In the tutorial (§4.2) we wrote $Q = XW_Q$, $K = XW_K$, $V = XW_V$ as three separate multiplications. TPP offers three fusion levels controlled by the FUSED_QKV_GEMM environment variable:

Mode	What happens
`FUSED_QKV_GEMM=0`	Three separate BRGEMMs (baseline).
`FUSED_QKV_GEMM=1`	Q, K, V computed in a single fused call: one loop over the input blocks writes Q, K, V outputs in-register.
`FUSED_QKV_GEMM=2`	Q, K, V plus the MLP gate projection — four outputs from one pass over the input.

Fusion reduces the number of times the input hidden_states must be read from memory. For a d=4096 model, this cuts memory traffic by ~3× for QKV and ~4× for QKV+gate — a large win on bandwidth-limited CPUs.

4.3 Weight Remapping for First-Token (Prefill)

During the prefill pass (also called “first token”), the sequence length $S$ can be hundreds or thousands of tokens. This makes each GEMM a large matrix–matrix multiply — compute-bound rather than memory-bound.

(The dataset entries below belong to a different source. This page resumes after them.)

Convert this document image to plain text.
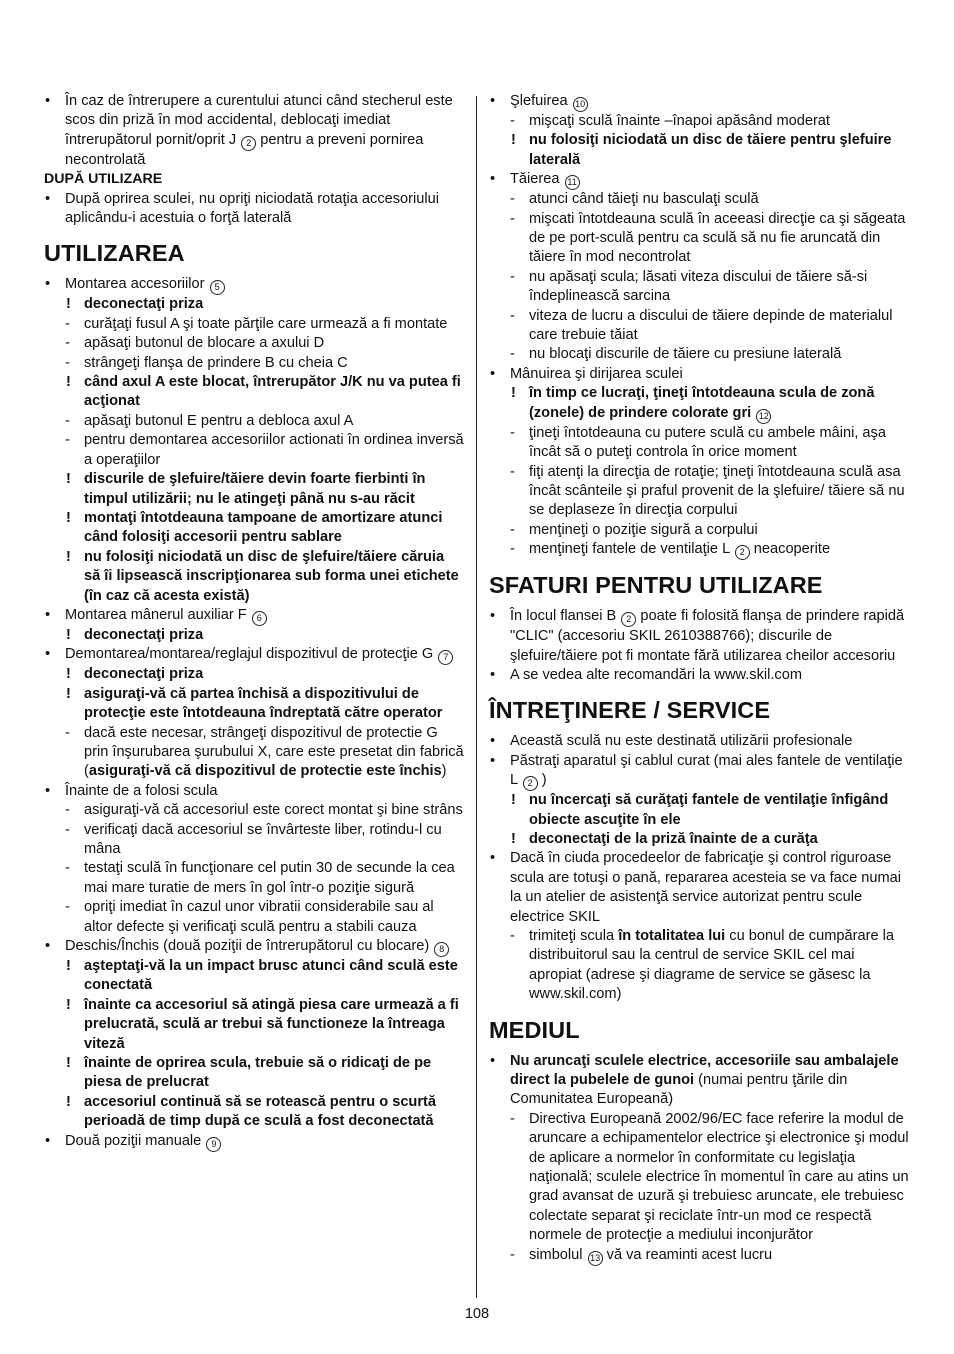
• În caz de întrerupere a curentului atunci când stecherul este scos din priză în mod accidental, deblocaţi imediat întrerupătorul pornit/oprit J 2 pentru a preveni pornirea necontrolată
DUPĂ UTILIZARE
• După oprirea sculei, nu opriţi niciodată rotaţia accesoriului aplicându-i acestuia o forţă laterală
UTILIZAREA
• Montarea accesoriilor 5
! deconectaţi priza
- curăţaţi fusul A şi toate părţile care urmează a fi montate
- apăsaţi butonul de blocare a axului D
- strângeţi flanşa de prindere B cu cheia C
! când axul A este blocat, întrerupător J/K nu va putea fi acţionat
- apăsaţi butonul E pentru a debloca axul A
- pentru demontarea accesoriilor actionati în ordinea inversă a operaţiilor
! discurile de şlefuire/tăiere devin foarte fierbinti în timpul utilizării; nu le atingeţi până nu s-au răcit
! montaţi întotdeauna tampoane de amortizare atunci când folosiţi accesorii pentru sablare
! nu folosiţi niciodată un disc de şlefuire/tăiere căruia să îi lipsească inscripţionarea sub forma unei etichete (în caz că acesta există)
• Montarea mânerul auxiliar F 6
! deconectaţi priza
• Demontarea/montarea/reglajul dispozitivul de protecţie G 7
! deconectaţi priza
! asiguraţi-vă că partea închisă a dispozitivului de protecţie este întotdeauna îndreptată către operator
- dacă este necesar, strângeţi dispozitivul de protectie G prin înşurubarea şurubului X, care este presetat din fabrică (asiguraţi-vă că dispozitivul de protectie este închis)
• Înainte de a folosi scula
- asiguraţi-vă că accesoriul este corect montat şi bine strâns
- verificaţi dacă accesoriul se învârteste liber, rotindu-l cu mâna
- testaţi sculă în funcţionare cel putin 30 de secunde la cea mai mare turatie de mers în gol într-o poziţie sigură
- opriţi imediat în cazul unor vibratii considerabile sau al altor defecte şi verificaţi sculă pentru a stabili cauza
• Deschis/Închis (două poziţii de întrerupătorul cu blocare) 8
! aşteptaţi-vă la un impact brusc atunci când sculă este conectată
! înainte ca accesoriul să atingă piesa care urmează a fi prelucrată, sculă ar trebui să functioneze la întreaga viteză
! înainte de oprirea scula, trebuie să o ridicaţi de pe piesa de prelucrat
! accesoriul continuă să se rotească pentru o scurtă perioadă de timp după ce sculă a fost deconectată
• Două poziţii manuale 9
• Şlefuirea 10
- mişcaţi sculă înainte –înapoi apăsând moderat
! nu folosiţi niciodată un disc de tăiere pentru şlefuire laterală
• Tăierea 11
- atunci când tăiеţi nu basculaţi sculă
- mişcati întotdeauna sculă în aceeasi direcţie ca şi săgeata de pe port-sculă pentru ca sculă să nu fie aruncată din tăiere în mod necontrolat
- nu apăsaţi scula; lăsati viteza discului de tăiere să-si îndeplinească sarcina
- viteza de lucru a discului de tăiere depinde de materialul care trebuie tăiat
- nu blocaţi discurile de tăiere cu presiune laterală
• Mânuirea şi dirijarea sculei
! în timp ce lucraţi, ţineţi întotdeauna scula de zonă (zonele) de prindere colorate gri 12
- ţineţi întotdeauna cu putere sculă cu ambele mâini, aşa încât să o puteţi controla în orice moment
- fiţi atenţi la direcţia de rotaţie; ţineţi întotdeauna sculă asa încât scânteile şi praful provenit de la şlefuire/ tăiere să nu se deplaseze în direcţia corpului
- menţineţi o poziţie sigură a corpului
- menţineţi fantele de ventilaţie L 2 neacoperite
SFATURI PENTRU UTILIZARE
• În locul flansei B 2 poate fi folosită flanşa de prindere rapidă "CLIC" (accesoriu SKIL 2610388766); discurile de şlefuire/tăiere pot fi montate fără utilizarea cheilor accesoriu
• A se vedea alte recomandări la www.skil.com
ÎNTREŢINERE / SERVICE
• Această sculă nu este destinată utilizării profesionale
• Păstraţi aparatul şi cablul curat (mai ales fantele de ventilaţie L 2 )
! nu încercaţi să curăţaţi fantele de ventilaţie înfigând obiecte ascuţite în ele
! deconectaţi de la priză înainte de a curăţa
• Dacă în ciuda procedeelor de fabricaţie şi control riguroase scula are totuşi o pană, repararea acesteia se va face numai la un atelier de asistenţă service autorizat pentru scule electrice SKIL
- trimiteţi scula în totalitatea lui cu bonul de cumpărare la distribuitorul sau la centrul de service SKIL cel mai apropiat (adrese şi diagrame de service se găsesc la www.skil.com)
MEDIUL
• Nu aruncaţi sculele electrice, accesoriile sau ambalajele direct la pubelele de gunoi (numai pentru ţările din Comunitatea Europeană)
- Directiva Europeană 2002/96/EC face referire la modul de aruncare a echipamentelor electrice şi electronice şi modul de aplicare a normelor în conformitate cu legislaţia naţională; sculele electrice în momentul în care au atins un grad avansat de uzură şi trebuiesc aruncate, ele trebuiesc colectate separat şi reciclate într-un mod ce respectă normele de protecţie a mediului inconjurător
- simbolul 13 vă va reaminti acest lucru
108
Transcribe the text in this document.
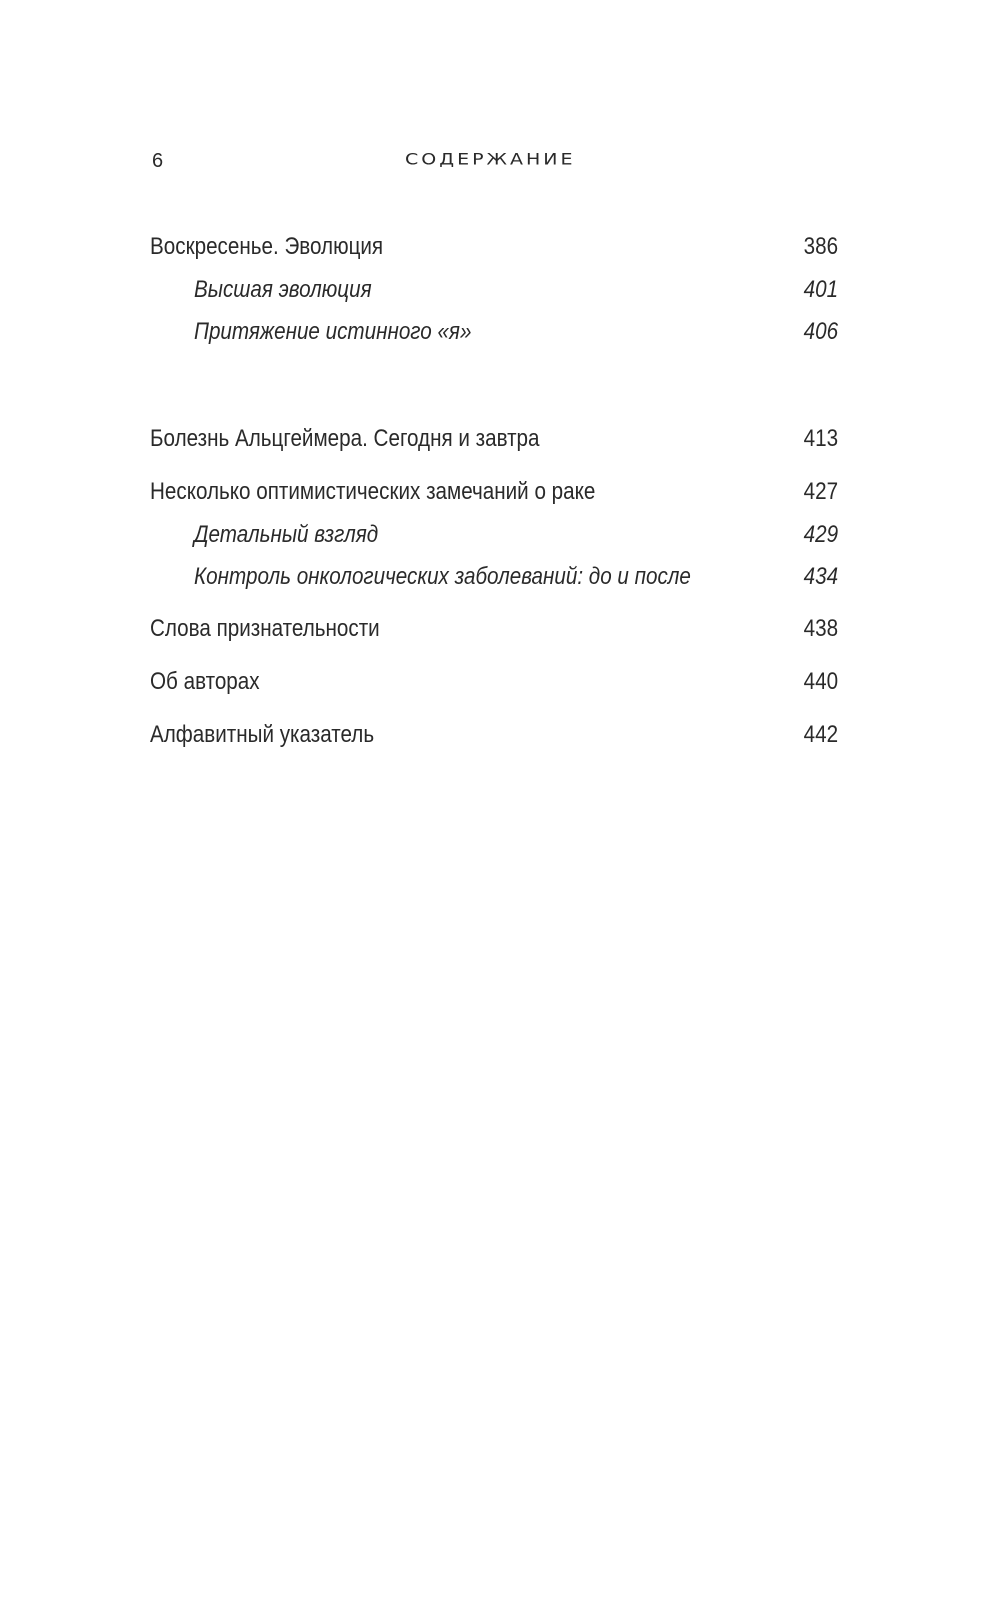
6	СОДЕРЖАНИЕ
Воскресенье. Эволюция	386
Высшая эволюция	401
Притяжение истинного «я»	406
Болезнь Альцгеймера. Сегодня и завтра	413
Несколько оптимистических замечаний о раке	427
Детальный взгляд	429
Контроль онкологических заболеваний: до и после	434
Слова признательности	438
Об авторах	440
Алфавитный указатель	442
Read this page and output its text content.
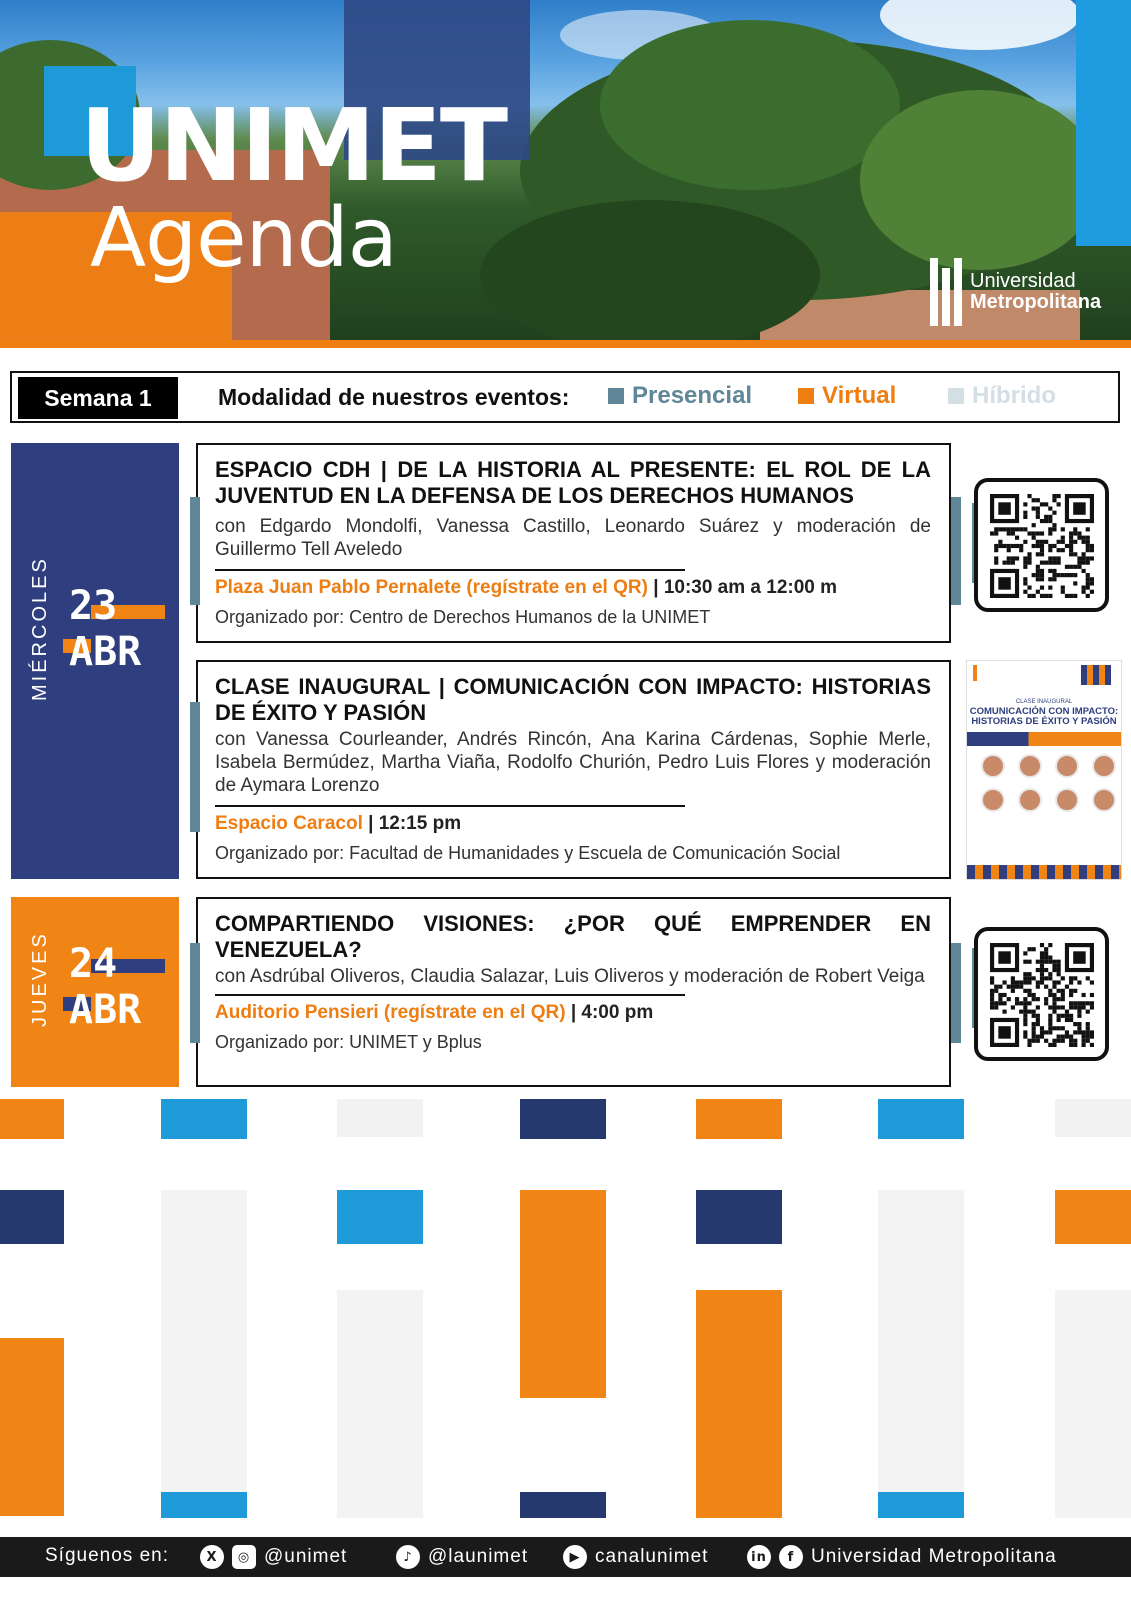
UNIMET
Agenda	Universidad
Metropolitana
Semana 1	Modalidad de nuestros eventos:	Presencial	Virtual	Híbrido
MIÉRCOLES 23
ABR
JUEVES 24
ABR
ESPACIO CDH | DE LA HISTORIA AL PRESENTE: EL ROL DE LA JUVENTUD EN LA DEFENSA DE LOS DERECHOS HUMANOS
con Edgardo Mondolfi, Vanessa Castillo, Leonardo Suárez y moderación de Guillermo Tell Aveledo
Plaza Juan Pablo Pernalete (regístrate en el QR) | 10:30 am a 12:00 m
Organizado por: Centro de Derechos Humanos de la UNIMET
CLASE INAUGURAL | COMUNICACIÓN CON IMPACTO: HISTORIAS DE ÉXITO Y PASIÓN
con Vanessa Courleander, Andrés Rincón, Ana Karina Cárdenas, Sophie Merle, Isabela Bermúdez, Martha Viaña, Rodolfo Churión, Pedro Luis Flores y moderación de Aymara Lorenzo
Espacio Caracol | 12:15 pm
Organizado por: Facultad de Humanidades y Escuela de Comunicación Social
CLASE INAUGURAL
COMUNICACIÓN CON IMPACTO: HISTORIAS DE ÉXITO Y PASIÓN
COMPARTIENDO VISIONES: ¿POR QUÉ EMPRENDER EN VENEZUELA?
con Asdrúbal Oliveros, Claudia Salazar, Luis Oliveros y moderación de Robert Veiga
Auditorio Pensieri (regístrate en el QR) | 4:00 pm
Organizado por: UNIMET y Bplus
Síguenos en:	X	◎ @unimet	♪ @launimet	▶ canalunimet	in	f Universidad Metropolitana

TPP exploits this by keeping a second copy of each weight matrix in a different blocked layout optimized for large-batch GEMMs (wt_tensor_for_first_token<T>()). The decision is automatic:

bool weight_reuse = check_weight_reuse(t_HS);
if (weight_reuse && TPP_CACHE_REMAPPED_WEIGHTS) {
    t_Wq = this->t_Wq_1;  // use prefill layout
    ...
}

This burns extra memory (2× weight storage) but dramatically improves prefill throughput because the blocked layout for large-$S$ tiles better utilizes the AMX hardware.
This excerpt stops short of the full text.